Dans son dernier rapport adressé au Conseil des droits de l’homme, M. Voule a souligné la répression accrue et les graves violations des droits de l’homme contre des manifestants et des militants dans le monde entier, et a appelé à des mesures urgentes et solides en matière de responsabilité pour rompre le cycle.
Selon M. Voule, les victimes de violations des droits de l’homme n’ont pas obtenu justice, tandis que les auteurs de ces violations ont bénéficié d’une certaine impunité pour leurs crimes, ce qui a contribué à la répétition et à l’escalade de ces violations.
« L’impunité endémique pour les violations graves des droits de l’homme a engendré des cycles de répression.

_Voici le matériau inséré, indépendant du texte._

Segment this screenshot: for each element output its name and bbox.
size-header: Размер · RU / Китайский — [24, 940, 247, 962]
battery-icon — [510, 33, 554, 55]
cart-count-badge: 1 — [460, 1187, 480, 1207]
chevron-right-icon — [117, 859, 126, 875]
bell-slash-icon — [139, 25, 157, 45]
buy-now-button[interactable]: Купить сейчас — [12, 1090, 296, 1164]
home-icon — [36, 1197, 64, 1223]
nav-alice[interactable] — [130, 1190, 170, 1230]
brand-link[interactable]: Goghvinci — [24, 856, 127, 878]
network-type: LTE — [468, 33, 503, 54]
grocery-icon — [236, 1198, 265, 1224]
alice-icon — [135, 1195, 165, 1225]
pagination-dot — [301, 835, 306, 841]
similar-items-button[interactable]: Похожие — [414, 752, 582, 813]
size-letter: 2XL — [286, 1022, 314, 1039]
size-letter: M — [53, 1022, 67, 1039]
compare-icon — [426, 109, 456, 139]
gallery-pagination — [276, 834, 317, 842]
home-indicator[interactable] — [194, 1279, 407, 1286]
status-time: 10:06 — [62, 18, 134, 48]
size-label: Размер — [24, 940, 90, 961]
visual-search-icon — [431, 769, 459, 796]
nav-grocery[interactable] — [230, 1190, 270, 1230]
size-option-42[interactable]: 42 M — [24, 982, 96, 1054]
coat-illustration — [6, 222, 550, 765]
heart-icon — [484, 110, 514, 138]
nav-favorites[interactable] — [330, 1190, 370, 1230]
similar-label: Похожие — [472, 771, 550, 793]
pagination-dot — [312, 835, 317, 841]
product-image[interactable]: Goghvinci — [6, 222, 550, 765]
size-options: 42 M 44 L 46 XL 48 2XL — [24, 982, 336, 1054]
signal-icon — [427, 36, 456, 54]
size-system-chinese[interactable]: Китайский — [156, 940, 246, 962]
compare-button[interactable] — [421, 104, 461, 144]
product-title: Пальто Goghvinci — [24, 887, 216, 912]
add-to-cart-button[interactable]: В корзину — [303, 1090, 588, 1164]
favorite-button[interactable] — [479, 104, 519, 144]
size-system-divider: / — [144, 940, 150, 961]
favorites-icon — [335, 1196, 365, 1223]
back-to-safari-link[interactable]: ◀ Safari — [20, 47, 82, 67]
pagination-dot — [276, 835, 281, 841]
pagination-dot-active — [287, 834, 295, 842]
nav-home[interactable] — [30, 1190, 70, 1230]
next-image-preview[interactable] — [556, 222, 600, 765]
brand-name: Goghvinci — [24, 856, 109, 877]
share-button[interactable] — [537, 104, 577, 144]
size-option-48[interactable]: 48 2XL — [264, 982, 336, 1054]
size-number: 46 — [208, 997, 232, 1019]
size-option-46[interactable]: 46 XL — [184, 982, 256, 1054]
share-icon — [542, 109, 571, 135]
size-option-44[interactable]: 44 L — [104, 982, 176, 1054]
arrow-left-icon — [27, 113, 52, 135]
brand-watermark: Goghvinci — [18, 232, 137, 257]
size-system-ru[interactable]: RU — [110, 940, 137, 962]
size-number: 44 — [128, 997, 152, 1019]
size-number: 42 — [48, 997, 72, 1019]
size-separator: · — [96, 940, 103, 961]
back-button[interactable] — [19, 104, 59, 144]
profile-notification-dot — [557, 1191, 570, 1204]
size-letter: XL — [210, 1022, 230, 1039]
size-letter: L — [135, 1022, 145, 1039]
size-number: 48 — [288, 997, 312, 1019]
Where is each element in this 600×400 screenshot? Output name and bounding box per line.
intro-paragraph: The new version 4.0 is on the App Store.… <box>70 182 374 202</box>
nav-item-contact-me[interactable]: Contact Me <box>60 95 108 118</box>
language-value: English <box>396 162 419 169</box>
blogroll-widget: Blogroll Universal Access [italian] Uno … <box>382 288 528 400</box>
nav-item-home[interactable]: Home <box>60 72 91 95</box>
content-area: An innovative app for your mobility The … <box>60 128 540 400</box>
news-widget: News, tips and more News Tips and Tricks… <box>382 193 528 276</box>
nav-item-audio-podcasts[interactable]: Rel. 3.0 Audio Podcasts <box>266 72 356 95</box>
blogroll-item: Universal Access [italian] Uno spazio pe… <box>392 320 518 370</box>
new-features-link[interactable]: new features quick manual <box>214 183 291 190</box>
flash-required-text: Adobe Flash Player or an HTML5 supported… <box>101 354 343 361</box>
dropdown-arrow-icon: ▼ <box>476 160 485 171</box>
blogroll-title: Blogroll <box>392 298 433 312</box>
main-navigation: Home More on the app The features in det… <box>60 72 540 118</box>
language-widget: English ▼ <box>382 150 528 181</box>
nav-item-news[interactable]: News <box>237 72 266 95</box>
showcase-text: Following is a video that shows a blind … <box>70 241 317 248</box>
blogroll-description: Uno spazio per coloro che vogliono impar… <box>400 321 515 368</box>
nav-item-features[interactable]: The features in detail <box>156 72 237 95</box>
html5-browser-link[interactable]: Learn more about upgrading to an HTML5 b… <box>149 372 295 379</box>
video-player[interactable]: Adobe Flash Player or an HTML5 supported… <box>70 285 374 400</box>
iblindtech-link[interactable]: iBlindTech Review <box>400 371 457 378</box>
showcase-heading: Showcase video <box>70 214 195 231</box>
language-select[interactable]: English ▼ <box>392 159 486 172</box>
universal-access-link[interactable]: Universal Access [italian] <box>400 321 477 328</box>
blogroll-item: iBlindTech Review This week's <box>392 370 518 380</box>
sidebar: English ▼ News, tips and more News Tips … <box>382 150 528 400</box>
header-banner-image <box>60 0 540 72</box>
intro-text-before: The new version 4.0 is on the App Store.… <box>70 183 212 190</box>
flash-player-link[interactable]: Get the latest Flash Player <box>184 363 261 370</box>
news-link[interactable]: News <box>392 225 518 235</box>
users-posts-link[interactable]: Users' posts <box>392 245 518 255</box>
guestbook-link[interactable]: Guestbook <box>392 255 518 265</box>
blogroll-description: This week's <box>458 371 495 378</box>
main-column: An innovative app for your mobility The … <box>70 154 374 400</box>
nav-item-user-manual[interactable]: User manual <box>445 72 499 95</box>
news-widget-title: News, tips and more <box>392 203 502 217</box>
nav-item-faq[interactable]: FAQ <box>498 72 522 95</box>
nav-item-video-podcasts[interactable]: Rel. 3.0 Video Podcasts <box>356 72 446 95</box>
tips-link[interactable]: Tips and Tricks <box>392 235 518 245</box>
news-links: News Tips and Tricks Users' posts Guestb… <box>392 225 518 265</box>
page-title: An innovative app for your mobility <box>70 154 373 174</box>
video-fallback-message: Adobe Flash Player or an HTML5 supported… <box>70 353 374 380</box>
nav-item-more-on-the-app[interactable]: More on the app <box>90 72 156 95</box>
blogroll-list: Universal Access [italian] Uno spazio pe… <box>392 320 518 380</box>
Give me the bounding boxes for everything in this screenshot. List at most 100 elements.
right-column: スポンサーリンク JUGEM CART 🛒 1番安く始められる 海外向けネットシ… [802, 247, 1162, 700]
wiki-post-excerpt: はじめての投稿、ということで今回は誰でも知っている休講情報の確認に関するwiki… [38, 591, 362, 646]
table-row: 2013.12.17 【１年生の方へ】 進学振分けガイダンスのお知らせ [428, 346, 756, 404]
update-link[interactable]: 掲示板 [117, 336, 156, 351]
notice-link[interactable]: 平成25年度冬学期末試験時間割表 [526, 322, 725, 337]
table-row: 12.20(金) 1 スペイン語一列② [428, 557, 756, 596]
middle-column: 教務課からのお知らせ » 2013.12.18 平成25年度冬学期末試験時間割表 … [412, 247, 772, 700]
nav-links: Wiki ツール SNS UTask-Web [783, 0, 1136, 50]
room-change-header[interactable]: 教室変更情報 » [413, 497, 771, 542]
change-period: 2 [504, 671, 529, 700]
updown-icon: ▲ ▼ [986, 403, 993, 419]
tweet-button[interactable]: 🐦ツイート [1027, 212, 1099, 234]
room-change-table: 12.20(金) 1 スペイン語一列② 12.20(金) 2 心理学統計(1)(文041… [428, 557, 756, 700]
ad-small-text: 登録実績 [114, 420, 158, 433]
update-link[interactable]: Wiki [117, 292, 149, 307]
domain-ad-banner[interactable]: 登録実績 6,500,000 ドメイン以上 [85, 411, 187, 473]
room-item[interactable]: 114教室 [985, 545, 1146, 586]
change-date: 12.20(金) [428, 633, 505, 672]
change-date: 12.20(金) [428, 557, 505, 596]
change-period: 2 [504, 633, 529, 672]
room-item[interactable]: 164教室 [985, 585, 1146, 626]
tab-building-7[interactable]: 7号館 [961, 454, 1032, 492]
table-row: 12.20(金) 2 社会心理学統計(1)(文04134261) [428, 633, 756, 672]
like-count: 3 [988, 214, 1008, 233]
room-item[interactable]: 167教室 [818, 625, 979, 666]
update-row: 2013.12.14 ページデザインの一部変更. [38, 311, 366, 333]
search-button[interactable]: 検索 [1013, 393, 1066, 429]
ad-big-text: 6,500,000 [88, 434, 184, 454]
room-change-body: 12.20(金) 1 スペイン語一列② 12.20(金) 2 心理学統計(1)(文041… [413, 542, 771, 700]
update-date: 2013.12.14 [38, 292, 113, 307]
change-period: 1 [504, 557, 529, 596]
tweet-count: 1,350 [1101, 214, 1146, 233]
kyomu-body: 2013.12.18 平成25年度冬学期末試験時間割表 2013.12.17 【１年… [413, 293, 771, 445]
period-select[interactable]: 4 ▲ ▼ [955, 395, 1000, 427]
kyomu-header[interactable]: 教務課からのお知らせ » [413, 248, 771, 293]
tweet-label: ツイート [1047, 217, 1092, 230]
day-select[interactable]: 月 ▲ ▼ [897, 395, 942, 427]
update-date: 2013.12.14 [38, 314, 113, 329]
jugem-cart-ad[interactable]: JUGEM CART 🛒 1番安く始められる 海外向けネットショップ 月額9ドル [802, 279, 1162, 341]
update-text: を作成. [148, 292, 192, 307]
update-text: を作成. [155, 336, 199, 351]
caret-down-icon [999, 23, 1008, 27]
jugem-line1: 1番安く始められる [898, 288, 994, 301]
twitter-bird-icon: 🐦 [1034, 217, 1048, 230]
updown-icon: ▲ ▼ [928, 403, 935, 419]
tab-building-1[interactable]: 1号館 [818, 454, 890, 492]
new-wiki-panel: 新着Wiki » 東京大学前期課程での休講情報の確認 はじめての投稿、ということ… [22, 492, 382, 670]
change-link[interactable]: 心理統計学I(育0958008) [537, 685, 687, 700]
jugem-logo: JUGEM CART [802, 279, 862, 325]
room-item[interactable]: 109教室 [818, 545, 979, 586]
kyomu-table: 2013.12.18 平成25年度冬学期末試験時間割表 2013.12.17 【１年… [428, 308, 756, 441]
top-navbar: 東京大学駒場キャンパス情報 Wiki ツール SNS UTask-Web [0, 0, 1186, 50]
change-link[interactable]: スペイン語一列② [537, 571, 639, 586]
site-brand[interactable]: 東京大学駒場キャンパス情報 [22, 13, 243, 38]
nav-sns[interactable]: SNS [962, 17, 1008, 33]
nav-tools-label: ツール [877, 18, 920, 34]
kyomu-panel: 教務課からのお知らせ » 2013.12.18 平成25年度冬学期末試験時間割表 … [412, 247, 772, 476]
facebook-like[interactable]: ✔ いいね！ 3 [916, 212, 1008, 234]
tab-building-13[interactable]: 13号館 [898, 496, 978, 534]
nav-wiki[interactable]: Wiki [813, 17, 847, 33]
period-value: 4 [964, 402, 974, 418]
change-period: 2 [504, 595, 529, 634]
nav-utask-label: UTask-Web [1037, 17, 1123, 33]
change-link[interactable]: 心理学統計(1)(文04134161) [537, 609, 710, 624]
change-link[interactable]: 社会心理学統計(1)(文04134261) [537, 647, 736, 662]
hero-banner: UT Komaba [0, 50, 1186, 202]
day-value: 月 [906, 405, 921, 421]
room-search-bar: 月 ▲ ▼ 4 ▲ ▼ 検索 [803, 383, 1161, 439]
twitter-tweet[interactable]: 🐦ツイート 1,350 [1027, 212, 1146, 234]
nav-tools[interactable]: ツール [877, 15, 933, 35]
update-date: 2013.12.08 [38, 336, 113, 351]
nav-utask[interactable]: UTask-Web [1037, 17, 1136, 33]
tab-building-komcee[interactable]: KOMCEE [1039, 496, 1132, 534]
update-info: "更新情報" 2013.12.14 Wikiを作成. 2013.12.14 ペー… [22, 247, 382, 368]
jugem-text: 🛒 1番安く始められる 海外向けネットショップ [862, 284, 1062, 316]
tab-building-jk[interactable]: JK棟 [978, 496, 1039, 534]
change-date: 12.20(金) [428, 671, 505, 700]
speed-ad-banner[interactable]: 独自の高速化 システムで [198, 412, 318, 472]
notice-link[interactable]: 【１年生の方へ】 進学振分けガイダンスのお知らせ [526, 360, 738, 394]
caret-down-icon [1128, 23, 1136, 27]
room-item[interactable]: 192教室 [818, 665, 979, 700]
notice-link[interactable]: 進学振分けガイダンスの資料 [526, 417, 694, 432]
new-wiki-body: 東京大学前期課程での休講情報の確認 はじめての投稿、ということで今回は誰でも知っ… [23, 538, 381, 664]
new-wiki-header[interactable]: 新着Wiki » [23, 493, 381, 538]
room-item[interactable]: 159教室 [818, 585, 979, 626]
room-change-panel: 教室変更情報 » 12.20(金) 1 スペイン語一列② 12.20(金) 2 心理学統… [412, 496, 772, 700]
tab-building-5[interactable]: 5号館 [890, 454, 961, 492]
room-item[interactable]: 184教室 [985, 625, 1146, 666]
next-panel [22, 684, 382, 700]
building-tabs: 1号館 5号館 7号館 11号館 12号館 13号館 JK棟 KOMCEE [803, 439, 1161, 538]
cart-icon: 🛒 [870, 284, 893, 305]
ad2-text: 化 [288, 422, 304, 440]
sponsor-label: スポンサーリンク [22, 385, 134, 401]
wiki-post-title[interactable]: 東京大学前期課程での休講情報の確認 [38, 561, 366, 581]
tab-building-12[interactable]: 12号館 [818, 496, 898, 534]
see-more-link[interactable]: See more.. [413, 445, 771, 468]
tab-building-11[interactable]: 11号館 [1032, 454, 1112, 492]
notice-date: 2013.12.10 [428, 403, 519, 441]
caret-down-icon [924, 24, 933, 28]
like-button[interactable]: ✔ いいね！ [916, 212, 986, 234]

Nous constatons régulièrement que lorsque l’espace civique est menacé, l’autoritarisme et les conflits s’ensuivent », a-t-il déclaré.
Dans son rapport, M. Voule a révélé que des centaines de personnes ont subi des blessures et des handicaps qui ont changé leur vie à la suite de l’utilisation abusive ou impropre d’« armes à létalité réduite » lors de manifestations, et que les victimes ont souvent été confrontées à des obstacles pour obtenir réparation. Elles ont notamment été confrontées à l’absence généralisée de volonté politique de la part des États de faire en sorte que les auteurs d’abus répondent de leurs actes, à une politique de déni et d’utilisation abusive de lois ambiguës et restrictives pour justifier un recours excessif à la force, à des actes visant à punir, criminaliser et détenir les victimes, et au fait que certains États n’ont pas respecté leur obligation de rendre des comptes et se sont soustraits à leurs responsabilités en sapant l’indépendance des systèmes nationaux de justice pénale.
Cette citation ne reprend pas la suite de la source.